Obviously, the last few weeks have provided data points for us to contemplate the next four years under the foreign policy of an Obama administration. While there are some similarities to Bush, and some continuations of Bush administration policies, there are also some marked differences that indicate that the future may be dramatically different than the post 9/11 era, in which the Bush Doctrine, that of pre-emption, stood paramount.
This weekend we noted with interest the front page picture on the New York Times of President Obama shaking hands with Hugo Chavez and also both Obama and Secretary Clinton's limited response to Nicaraguan President Daniel Ortega's rant against United States foreign policy. Interestingly, oil is down almost 8% today on the back of Obama's engagement with Chavez this past weekend, which may be signaling that the implications for this action, at least in the short term, are positive from a geopolitical risk perspective. Although clearly with all equity and commodity markets down broadly today, it is difficult to extrapolate too much into this move in oil. Nonetheless, it is important to consider the longer term implications of Obama's foreign policy.
We asked a father of one of Research Edge's Analysts, a retired Brigadier General, his thoughts on this weekend's events and the emergence of President Obama's foreign policy in general. We don't necessarily endorse his thoughts, nor consider ourselves competent enough in foreign policy to adequately gauge them, but we take the former General's thoughts seriously. He is a serious man who has seen the consequences of foreign policy acted out first hand through the course of his career, sometimes at great cost. We have pasted his email response below:
"I have been enjoying the nice weather and also was traveling (as you know) this weekend - so I did not see the speech (and this news junkie has not seen any since Friday morning). But I gather that our 'friends' have been helping our current Commander in Chief point out our deficiencies as a county. So I just scanned the NYT online and did a search on Ortega's speech. And we have our share of mistakes in the past. BUT - always remember that Ortega is a Marxist, and will always be one. And trash talk is cheap. What really scares me is the message that total passiveness and cozying up to bullies (like Chavez and Castro) sends to the other snakes that lurk under rocks out there. Lots of people can interpret no reaction from us as being weak. Like it or not, I agree with the adage that other countries do not have to agree with us, but they should respect us and have a healthy fear that we will not be weak if anyone attacks us. The old school yard bully routine. Just take a look at Jimmy Carter's performance as Commander in Chief - Iran considered him weak and treated this country as if they had nothing to fear (as was true). Iran only freed the hostages on inauguration day in 1981 because they assumed (correctly) that Reagan would take action; the window to maximize their position was closing. Obama could well be walking down the same path - and not really realizing it, given his blind spots. The unintended consequence of that is what could lead to problems. Some group somewhere will push us; it is just a matter of where and when. And I don't mean pirates - that is a totally local (Somalia) issue due to a failed nation state. The key will be what the response of this administration is when someone bloodies us. That is what you need to watch for, and what will tell everyone what to expect until 2012 at least. And then, depending upon the miscalculations on either side, we could be in one heck of a mess. I just hope the first problem is not a spill over of drug violence from Mexico (on a larger scale than the current violence constrained to drug operatives) on a large scale - I don't think this administration has the guts to deal with that issue if it is the first one out of the chute."

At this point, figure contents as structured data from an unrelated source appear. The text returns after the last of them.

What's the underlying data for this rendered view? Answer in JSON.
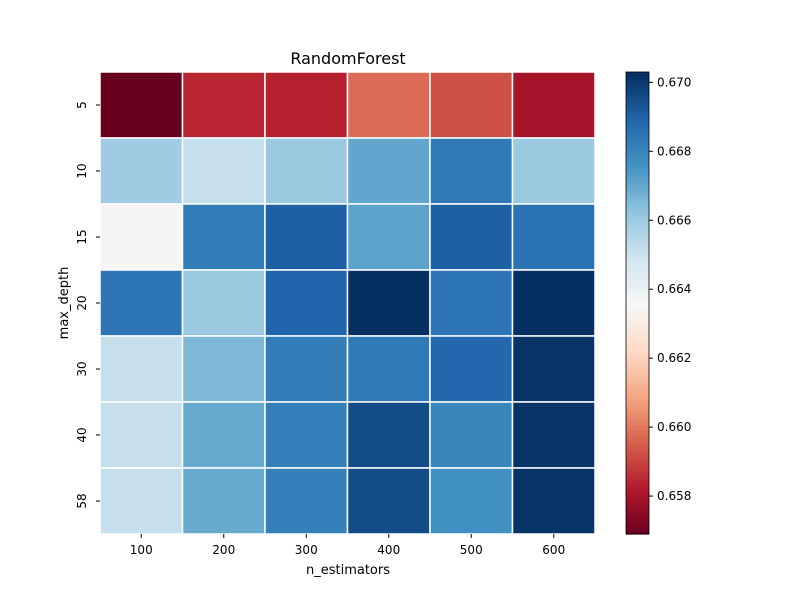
{
  "chart_data": {
    "type": "heatmap",
    "title": "RandomForest",
    "xlabel": "n_estimators",
    "ylabel": "max_depth",
    "x_categories": [
      "100",
      "200",
      "300",
      "400",
      "500",
      "600"
    ],
    "y_categories": [
      "5",
      "10",
      "15",
      "20",
      "30",
      "40",
      "58"
    ],
    "values": [
      [
        0.6569,
        0.6585,
        0.6584,
        0.6598,
        0.6593,
        0.658
      ],
      [
        0.666,
        0.6652,
        0.6661,
        0.6671,
        0.6684,
        0.6661
      ],
      [
        0.6635,
        0.6683,
        0.6691,
        0.6672,
        0.6691,
        0.6686
      ],
      [
        0.6685,
        0.6661,
        0.669,
        0.6703,
        0.6685,
        0.6703
      ],
      [
        0.6652,
        0.6666,
        0.6683,
        0.6684,
        0.6689,
        0.6702
      ],
      [
        0.6652,
        0.667,
        0.6682,
        0.6696,
        0.668,
        0.6702
      ],
      [
        0.6652,
        0.667,
        0.6682,
        0.6696,
        0.6677,
        0.6702
      ]
    ],
    "vmin": 0.6569,
    "vmax": 0.6703,
    "colormap": "RdBu",
    "colorbar_ticks": [
      "0.658",
      "0.660",
      "0.662",
      "0.664",
      "0.666",
      "0.668",
      "0.670"
    ],
    "cell_border_color": "#ffffff",
    "grid": false,
    "legend": "colorbar-right"
  }
}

Clearly, the General see's tail risk that could be that a passive foreign policy could leave the United States vulnerable. President Obama has certainly not indicated that he will in any way act passively when the country's interests are at direct risk, and in fact acted very decisively with the Somalian pirates, but clearly his willingness to not either dress down or respond to Daniel Ortega does provide some evidence of the direction of Obama's future foreign policy positions. As does his willingness to engage with Iran, Cuba, and Hugo Chavez in Venezuela when his predecessor was much less willing.